Si l'on exclut les activités d'importation et de production de gaz naturel qui ne sont pas ici en cause, GDF exerce sur la base des textes précités et de la loi nouvelle trois activités principales, dont la particularité est qu'elles sont aujourd'hui, et encore plus demain, portées par des entités juridiques distinctes justifiant, le cas échéant, qu'elles n'appartiennent pas à la même personne privée ou publique.
* En premier lieu, GDF exerce une activité de fourniture de gaz naturel à des clients. A cet égard, s'il est souvent présenté comme un fait acquis que cette activité de fourniture est appelée à intervenir dans un environnement totalement ouvert à la concurrence - ce qui justifierait, sans l'imposer, la privatisation au regard des règles du droit communautaire et du droit constitutionnel -, les choses sont loin d'être aussi simples.
En effet, s'il est vrai qu'au 1er juillet 2004, 70 % du marché national de la fourniture de gaz naturel était ouvert à la concurrence et qu'au 1er juillet 2007, tous les clients - domestiques et non domestiques - à la fourniture de gaz seront « éligibles » et pourront choisir librement leurs fournisseurs (sous réserve d'un marché public pour les collectivités publiques), cette date ne marquera pas la fin du marché réglementé de la fourniture de gaz naturel aux tarifs réglementés que la loi confie à GDF et aux distributeurs non nationalisés (DNN), qui appartiennent tous au secteur public.
De fait, comme le prévoient les lois précitées de 2003 et de 2005 (articles 66 et 66.I) tels que modifiés par la loi de 2006 (article 17) :
- les clients domestiques qui n'ont pas opté pour le secteur concurrentiel peuvent toujours exiger de GDF et, dans leur zone de desserte, des DNN - et d'eux seuls - la conclusion d'un contrat de fourniture de gaz naturel à un tarif réglementé de vente non corrélé aux prix de marché et fixé par les pouvoirs publics (v. article 7.II de la loi modifiée de 2003) et ce, sans aucune limitation dans le temps et sans qu'il soit exigé une situation particulière (sociale, par exemple) pour ce client domestique. Par ailleurs, on notera que la possibilité de revenir à l'occasion d'un changement de site (déménagement) au tarif réglementé de fourniture de gaz est désormais offerte à ceux des clients domestiques qui ont opté pour le secteur concurrentiel.

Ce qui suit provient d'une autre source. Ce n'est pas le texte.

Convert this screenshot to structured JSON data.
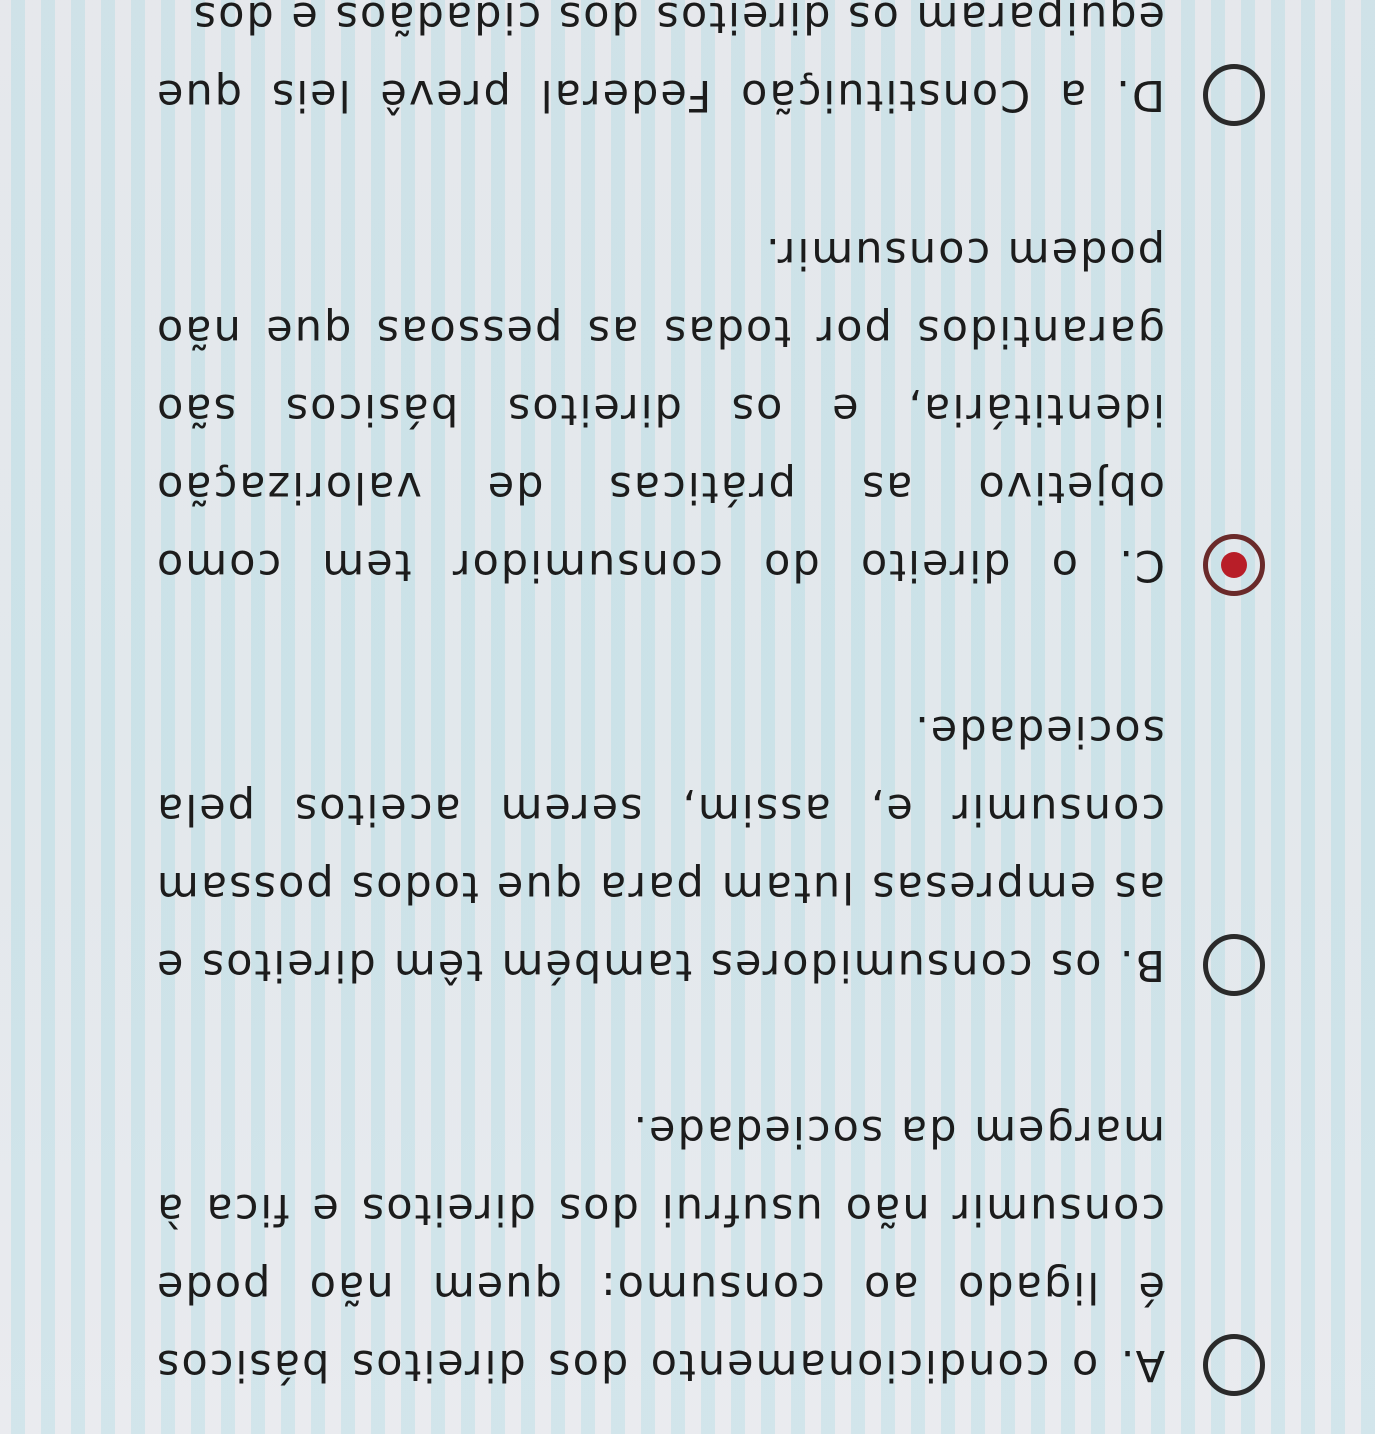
{
  "question": {
    "selected": "C",
    "options": [
      {
        "letter": "A",
        "label": "A. o condicionamento dos direitos básicos é ligado ao consumo: quem não pode consumir não usufrui dos direitos e fica à margem da sociedade.",
        "checked": false
      },
      {
        "letter": "B",
        "label": "B. os consumidores também têm direitos e as empresas lutam para que todos possam consumir e, assim, serem aceitos pela sociedade.",
        "checked": false
      },
      {
        "letter": "C",
        "label": "C. o direito do consumidor tem como objetivo as práticas de valorização identitária, e os direitos básicos são garantidos por todas as pessoas que não podem consumir.",
        "checked": true
      },
      {
        "letter": "D",
        "label": "D. a Constituição Federal prevê leis que equiparam os direitos dos cidadãos e dos",
        "checked": false
      }
    ]
  },
  "colors": {
    "selected_dot": "#b81e28",
    "radio_border": "#2a2a2a"
  },
  "icons": {
    "radio_unchecked": "radio-button-unchecked-icon",
    "radio_checked": "radio-button-checked-icon"
  }
}
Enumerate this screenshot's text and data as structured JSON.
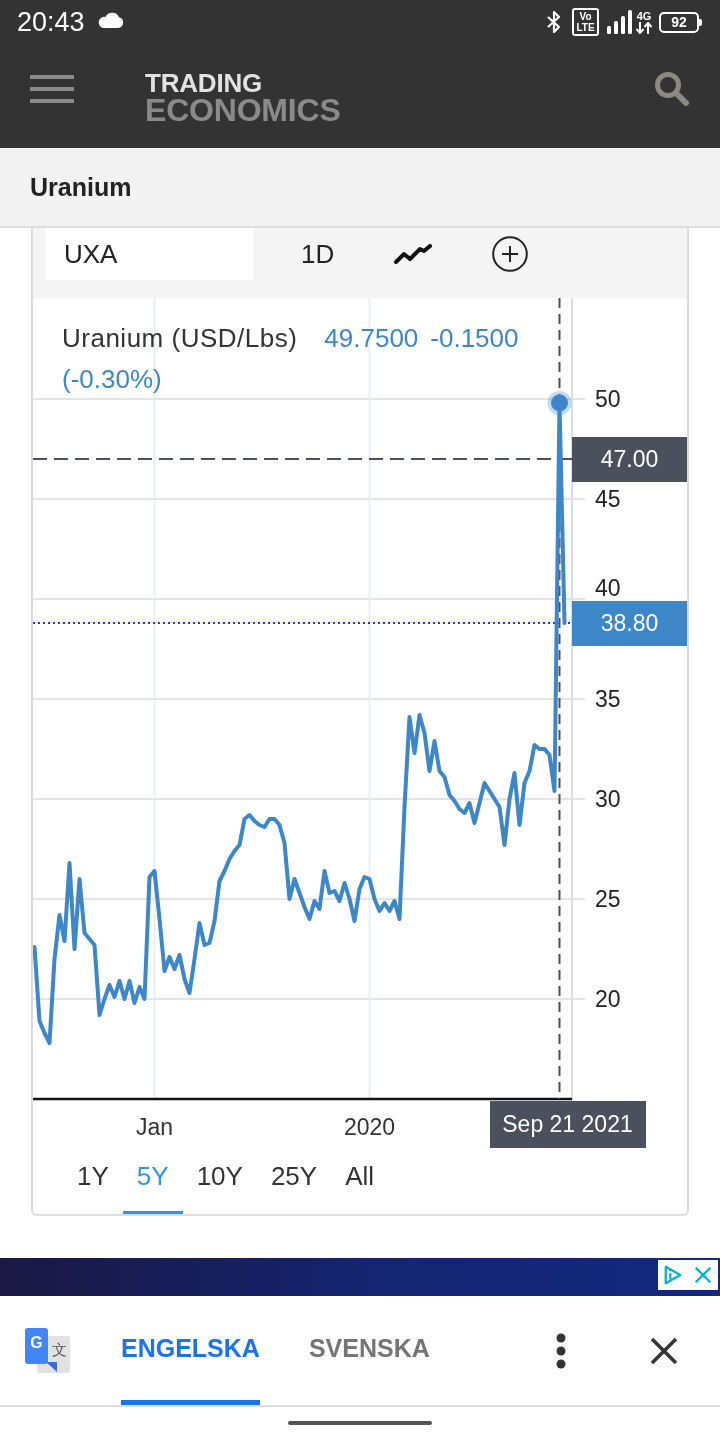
{
  "status_bar": {
    "time": "20:43",
    "volte_label": {
      "top": "Vo",
      "bottom": "LTE"
    },
    "network_type": "4G",
    "battery": "92"
  },
  "app_bar": {
    "logo_top": "TRADING",
    "logo_bottom": "ECONOMICS"
  },
  "page_title": "Uranium",
  "chart_card": {
    "toolbar": {
      "symbol": "UXA",
      "interval": "1D"
    },
    "legend": {
      "title": "Uranium (USD/Lbs)",
      "price": "49.7500",
      "change": "-0.1500",
      "change_percent": "(-0.30%)"
    },
    "chart_data": {
      "type": "line",
      "grid": true,
      "categories": [
        null,
        null,
        null,
        null,
        null,
        null,
        null,
        null,
        null,
        null,
        null,
        null,
        null,
        null,
        null,
        null,
        null,
        null,
        null,
        null,
        null,
        null,
        null,
        null,
        "Jan",
        null,
        null,
        null,
        null,
        null,
        null,
        null,
        null,
        null,
        null,
        null,
        null,
        null,
        null,
        null,
        null,
        null,
        null,
        null,
        null,
        null,
        null,
        null,
        null,
        null,
        null,
        null,
        null,
        null,
        null,
        null,
        null,
        null,
        null,
        null,
        null,
        null,
        null,
        null,
        null,
        null,
        null,
        "2020",
        null,
        null,
        null,
        null,
        null,
        null,
        null,
        null,
        null,
        null,
        null,
        null,
        null,
        null,
        null,
        null,
        null,
        null,
        null,
        null,
        null,
        null,
        null,
        null,
        null,
        null,
        null,
        null,
        null,
        null,
        null,
        null,
        null,
        null,
        null,
        null,
        null,
        "Sep 21 2021",
        null
      ],
      "series": [
        {
          "color": "#3d87c9",
          "values": [
            22.6,
            18.9,
            18.3,
            17.8,
            22.0,
            24.2,
            22.9,
            26.8,
            22.5,
            26.0,
            23.3,
            23.0,
            22.7,
            19.2,
            20.0,
            20.7,
            20.1,
            20.9,
            20.0,
            20.9,
            19.8,
            20.6,
            20.0,
            26.1,
            26.4,
            24.0,
            21.4,
            22.1,
            21.5,
            22.2,
            21.0,
            20.3,
            22.0,
            23.8,
            22.7,
            22.8,
            23.9,
            25.9,
            26.4,
            27.0,
            27.4,
            27.7,
            29.0,
            29.2,
            28.9,
            28.7,
            28.6,
            29.0,
            29.0,
            28.7,
            27.8,
            25.0,
            26.0,
            25.3,
            24.6,
            24.0,
            24.9,
            24.5,
            26.4,
            25.3,
            25.4,
            24.9,
            25.8,
            25.0,
            23.9,
            25.5,
            26.1,
            26.0,
            25.0,
            24.4,
            24.8,
            24.4,
            24.9,
            24.0,
            29.6,
            34.1,
            32.3,
            34.2,
            33.3,
            31.4,
            32.9,
            31.4,
            31.1,
            30.2,
            29.9,
            29.5,
            29.3,
            29.8,
            28.8,
            29.8,
            30.8,
            30.4,
            30.0,
            29.6,
            27.7,
            30.0,
            31.3,
            28.7,
            30.8,
            31.4,
            32.7,
            32.5,
            32.5,
            32.2,
            30.4,
            49.8,
            38.8
          ]
        }
      ],
      "ylim": [
        15,
        55
      ],
      "yticks": [
        20,
        25,
        30,
        35,
        40,
        45,
        50
      ],
      "ref_lines": [
        {
          "axis": "y",
          "value": 47,
          "label": "47.00",
          "color": "#4b515c"
        },
        {
          "axis": "y",
          "value": 38.8,
          "label": "38.80",
          "color": "#2233ee"
        },
        {
          "axis": "x",
          "value": "Sep 21 2021",
          "color": "#4b515c"
        }
      ]
    },
    "ranges": [
      {
        "label": "1Y",
        "selected": false
      },
      {
        "label": "5Y",
        "selected": true
      },
      {
        "label": "10Y",
        "selected": false
      },
      {
        "label": "25Y",
        "selected": false
      },
      {
        "label": "All",
        "selected": false
      }
    ]
  },
  "translate_bar": {
    "logo_text": {
      "front": "G",
      "back": "文"
    },
    "languages": [
      {
        "label": "ENGELSKA",
        "selected": true
      },
      {
        "label": "SVENSKA",
        "selected": false
      }
    ]
  }
}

- les clients non domestiques (les entreprises, les collectivités publiques...) consommant moins de 30 000 kWh de gaz par an peuvent toujours bénéficier de la part de GDF et, dans leur zone de desserte, des DNN - et d'eux seuls - d'un contrat de fourniture de gaz naturel à un tarif réglementé non corrélé aux prix de marché et fixé par les pouvoirs publics, soit pour leurs nouveaux sites de consommation, soit pour des sites de consommation pour lesquels l'usager précédent n'aurait pas opté pour le secteur concurrentiel et ce, à nouveau, sans aucune limitation dans le temps.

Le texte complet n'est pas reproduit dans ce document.